La duchesse – Je vous commande tout de suite un moussier ! Avec les noms latins de Linné recopiés de votre belle main.

Jean-Jacques – Ah ! pour les mousses, il faudra que vous m’aidiez car si je distingue à peu près les genres, je n’arrive encore à reconnaître qu’un très petit nombre d’espèces, notamment dans les genres difficiles, comme les Hypnum ou les Lichen.

La duchesse – Et les Jungermannia. Vous n’aurez plus le temps d’écrire !

Jean-Jacques – Je le prendrai. En attendant, puisque plus personne n’achète mes livres, je pourrais commencer à distribuer mes premiers herbiers. Chaque herbier comporterait d’abord six cents plantes, et j’en fournirais ensuite chaque année un nouveau cahier de cent plantes à chacun de mes acquéreurs.

La duchesse – Mon cher Rousseau, voilà un projet proprement encyclopédique !

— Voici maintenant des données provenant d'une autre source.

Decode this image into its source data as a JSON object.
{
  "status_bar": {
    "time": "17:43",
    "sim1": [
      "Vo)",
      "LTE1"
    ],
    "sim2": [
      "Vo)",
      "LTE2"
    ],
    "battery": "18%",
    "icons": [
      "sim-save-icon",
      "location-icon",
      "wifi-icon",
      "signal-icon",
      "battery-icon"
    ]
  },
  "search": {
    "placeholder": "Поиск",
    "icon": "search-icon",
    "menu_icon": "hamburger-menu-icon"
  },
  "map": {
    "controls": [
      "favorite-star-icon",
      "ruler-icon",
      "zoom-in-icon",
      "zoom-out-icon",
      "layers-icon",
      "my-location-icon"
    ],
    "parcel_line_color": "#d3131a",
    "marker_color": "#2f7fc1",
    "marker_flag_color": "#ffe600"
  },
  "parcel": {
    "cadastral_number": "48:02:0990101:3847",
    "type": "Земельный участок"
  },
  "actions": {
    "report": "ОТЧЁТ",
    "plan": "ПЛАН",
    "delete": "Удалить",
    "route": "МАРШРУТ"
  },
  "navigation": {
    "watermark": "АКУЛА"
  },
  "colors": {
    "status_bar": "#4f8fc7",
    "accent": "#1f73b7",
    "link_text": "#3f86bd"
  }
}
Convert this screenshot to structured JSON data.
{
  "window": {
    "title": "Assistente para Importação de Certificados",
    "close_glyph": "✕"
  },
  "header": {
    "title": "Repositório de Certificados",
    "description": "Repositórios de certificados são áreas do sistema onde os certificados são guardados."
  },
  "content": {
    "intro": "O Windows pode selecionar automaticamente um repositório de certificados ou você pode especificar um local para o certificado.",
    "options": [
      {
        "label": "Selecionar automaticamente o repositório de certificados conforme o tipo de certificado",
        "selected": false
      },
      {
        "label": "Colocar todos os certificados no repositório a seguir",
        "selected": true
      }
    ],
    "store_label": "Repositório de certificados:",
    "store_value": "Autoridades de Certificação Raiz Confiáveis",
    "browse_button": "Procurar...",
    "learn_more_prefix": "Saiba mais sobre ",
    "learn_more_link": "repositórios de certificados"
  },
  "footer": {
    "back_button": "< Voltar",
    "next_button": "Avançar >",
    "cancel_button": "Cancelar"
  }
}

Jean-Jacques – Vous vous moquez un peu cruellement, Madame la duchesse…

La duchesse – Mais pas du tout ! Ah ! C’est ce terme d’« encyclopédique » que vous me reprochez, à cause de ce méchant Denis Diderot. Très bien, je le retire. Je voulais dire : de portée universelle ! Bon, vous voilà des racines plein les mains, des  feuilles plein les poches…

Jean-Jacques – … et du foin plein la tête ! Tant que j’herborise, je ne suis pas malheureux. Ne pouvant la laisser vide, j’empêche en m’empaillant la tête qu’il n’y reste place pour d’autres fatras.

La duchesse – Des fatras ?!

Jean-Jacques –  Madame la duchesse, la botanique est pour moi une affaire de raison : je ne veux pas laisser germer dans mon cœur les levains de la vengeance ou de la haine que mes ennemis y sèment chaque jour à poignées. Ces petits herbiers, par le soin et la concentration qu’ils demandent, me permettent de mettre à distance ces passions haineuses que vous ne connaissez pas, que je n’ai guère connues que chez les autres et que je ne veux pas laisser m’approcher. Milady, nos herborisations me redonnent le goût du bonheur et de la vie. Et je ris à l’idée des tourments incroyables que mes persécuteurs se donnent pendant que moi je jouis avec vous du plaisir d’étudier secrètement de nouvelles plantes.

La duchesse – Retournons donc à nos études, si elles garantissent votre bonheur. Ah ! qu’est-ce que c’est ? Tiens, par exemple ! Je n’arrive pas à  identifier ce spécimen !

Jean-Jacques – Je ne sais pas, moi non plus. Ses capsules séminales me font penser à une fougère, mais sa taille et sa substance sont celles d’une mousse… Une bien curieuse capillaire !

La duchesse – Et très jolie ! N’ayant ni pointe ni loupe sur moi, je vais l’emporter pour l’étudier au microscope. Oh, mais ses racines sont abîmées… J’aurais tellement voulu en faire pousser sur ma rocaille…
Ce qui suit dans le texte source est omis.